Einem seit 1995 in Deutschland lebenden Spanier ist die Hilfe durch das Generalkonsulat auf Mallorca zu Recht verweigert worden. Das VG Berlin betonte, dass das Konsulargesetz Hilfeleistungen nur für Deutsche vorsehe - und auch nur in Notfällen.

Die Hilfe einer deutschen Auslandsvertretung steht nur Deutschen zu. Selbst Migranten, die schon viele Jahre in Deutschland leben, können keine konsularische Hilfe in Anspruch nehmen. Das betonte das Verwaltungsgericht (VG) Berlin. Es entschied zudem in einem zweiten Fall, dass Unterstützung durch eine Botschaft nur in Notfällen erfolgen kann (Urt. v. 25.03.2015, Az. VG 34 K 268.14, VG 34 K 275.14).

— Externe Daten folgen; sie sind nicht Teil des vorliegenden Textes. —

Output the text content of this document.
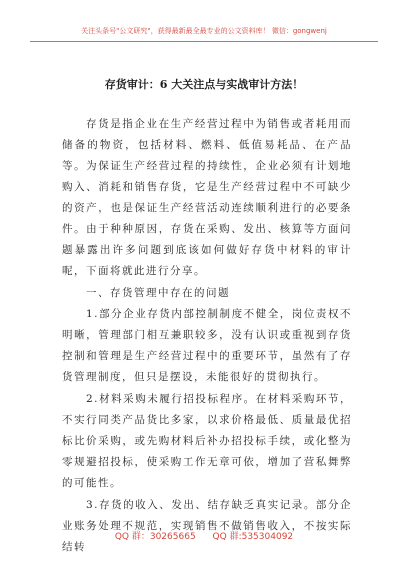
关注头条号"公文研究"，获得最新最全最专业的公文资料库！ 微信：gongwenj
存货审计：6 大关注点与实战审计方法！

存货是指企业在生产经营过程中为销售或者耗用而储备的物资，包括材料、燃料、低值易耗品、在产品等。为保证生产经营过程的持续性，企业必须有计划地购入、消耗和销售存货，它是生产经营过程中不可缺少的资产，也是保证生产经营活动连续顺利进行的必要条件。由于种种原因，存货在采购、发出、核算等方面问题暴露出许多问题到底该如何做好存货中材料的审计呢，下面将就此进行分享。

一、存货管理中存在的问题

1.部分企业存货内部控制制度不健全，岗位责权不明晰，管理部门相互兼职较多，没有认识或重视到存货控制和管理是生产经营过程中的重要环节，虽然有了存货管理制度，但只是摆设，未能很好的贯彻执行。

2.材料采购未履行招投标程序。在材料采购环节，不实行同类产品货比多家，以求价格最低、质量最优招标比价采购，或先购材料后补办招投标手续，或化整为零规避招投标，使采购工作无章可依，增加了营私舞弊的可能性。

3.存货的收入、发出、结存缺乏真实记录。部分企业账务处理不规范，实现销售不做销售收入，不按实际结转

QQ 群：30265665 QQ 群:535304092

Der seit 1995 in Deutschland lebende Spanier hatte das Generalkonsulat auf Mallorca um Hilfe bei einer Grundstücksangelegenheit gebeten. Aufgrund seiner katalanischen Volkszugehörigkeit habe er sich durch die spanischen Behörden diskriminiert gesehen, heißt es in der Mitteilung des Gerichts. Doch die Sorge vor etwaiger Diskriminierung begründet noch keine Zuständigkeit anderer Behörden: Die Auslandsvertretretungen seien nur für deutsche Staatsbürger zuständig, so das Gericht. 

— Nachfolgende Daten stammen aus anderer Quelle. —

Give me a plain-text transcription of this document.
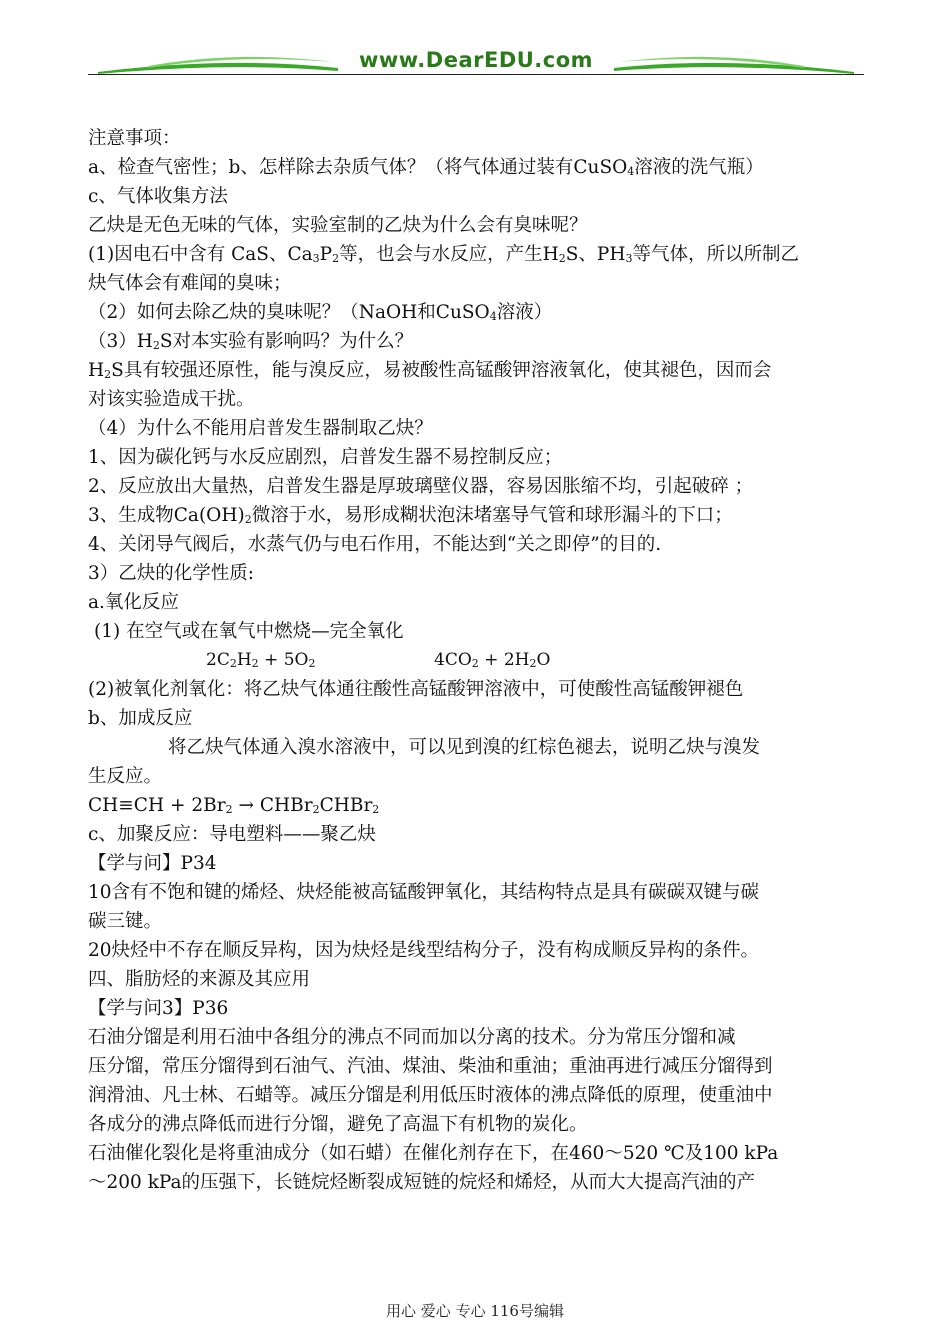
www.DearEDU.com
注意事项：
a、检查气密性；b、怎样除去杂质气体？（将气体通过装有CuSO$_4$溶液的洗气瓶）
c、气体收集方法
乙炔是无色无味的气体，实验室制的乙炔为什么会有臭味呢？
(1)因电石中含有 CaS、$Ca_3P_2$等，也会与水反应，产生$H_2S$、$PH_3$等气体，所以所制乙
炔气体会有难闻的臭味；
（2）如何去除乙炔的臭味呢？（NaOH和CuSO$_4$溶液）
$(3)H_2S$对本实验有影响吗？为什么？
$H_2S$具有较强还原性，能与溴反应，易被酸性高锰酸钾溶液氧化，使其褪色，因而会
对该实验造成干扰。
（4）为什么不能用启普发生器制取乙炔？
1、因为碳化钙与水反应剧烈，启普发生器不易控制反应；
2、反应放出大量热，启普发生器是厚玻璃壁仪器，容易因胀缩不均，引起破碎 ；
3、生成物$Ca(OH)_2$微溶于水，易形成糊状泡沫堵塞导气管和球形漏斗的下口；
4、关闭导气阀后，水蒸气仍与电石作用，不能达到“关之即停”的目的.
3）乙炔的化学性质:
a.氧化反应
(1) 在空气或在氧气中燃烧—完全氧化
$2C_2H_2 + 5O_2$	$4CO_2 + 2H_2O$
(2)被氧化剂氧化：将乙炔气体通往酸性高锰酸钾溶液中，可使酸性高锰酸钾褪色
b、加成反应
将乙炔气体通入溴水溶液中，可以见到溴的红棕色褪去，说明乙炔与溴发
生反应。
$CH\equiv CH + 2Br_2$ → CHBr$_2$CHBr$_2$
c、加聚反应：导电塑料——聚乙炔
【学与问】P34
10含有不饱和键的烯烃、炔烃能被高锰酸钾氧化，其结构特点是具有碳碳双键与碳
碳三键。
20炔烃中不存在顺反异构，因为炔烃是线型结构分子，没有构成顺反异构的条件。
四、脂肪烃的来源及其应用
【学与问3】P36
石油分馏是利用石油中各组分的沸点不同而加以分离的技术。分为常压分馏和减
压分馏，常压分馏得到石油气、汽油、煤油、柴油和重油；重油再进行减压分馏得到
润滑油、凡士林、石蜡等。减压分馏是利用低压时液体的沸点降低的原理，使重油中
各成分的沸点降低而进行分馏，避免了高温下有机物的炭化。
石油催化裂化是将重油成分（如石蜡）在催化剂存在下，在460～520 ℃及100 kPa
～200 kPa的压强下，长链烷烃断裂成短链的烷烃和烯烃，从而大大提高汽油的产
用心 爱心 专心 116号编辑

Doch auch diesen steht die Hilfe der Botschaften und Konsulate nicht jederzeit zu, wie die Berliner Richter in einem zweiten Verfahren entschieden. Geklagt hatte ein in Venezuela lebender Deutscher, der Unterhaltszahlungen für seinen in Deutschland wohnenden Sohn entrichten muss. Seiner Ansicht nach hätte das deutsche Konsulat in Venezuela die Zahlungen in der dortigen Landeswährung entgegennehmen und in Deutschland in Euro auszahlen müssen. Das Konsulat weigerte sich aber bereits deshalb, weil es den Zahlungsverkehr im Jahr 2014 auf US-Dollar umgestellt hatte. Die Berliner Verwaltungsgerichter wiesen jetzt darauf hin, dass die Hilfeleistung nach dem Konsulargesetz keine allgemeinen Unterstützungsmaßnahmen im Ausland umfasse. Deutsche dürften nur eine punktuelle Hilfe in einer unmittelbaren Notlage verlangen. Eine regelmäßig zu leistende Unterhaltszahlung nach Deutschland gehöre nicht dazu.

una/LTO-Redaktion

Zitiervorschlag

VG Berlin zu Botschafen und Konsulaten: Hilfe nur für Deutsche in Not . In: Legal Tribune Online, 08.04.2015 , https://www.lto.de/persistent/a_id/15179/ (abgerufen am: 24.09.2020 )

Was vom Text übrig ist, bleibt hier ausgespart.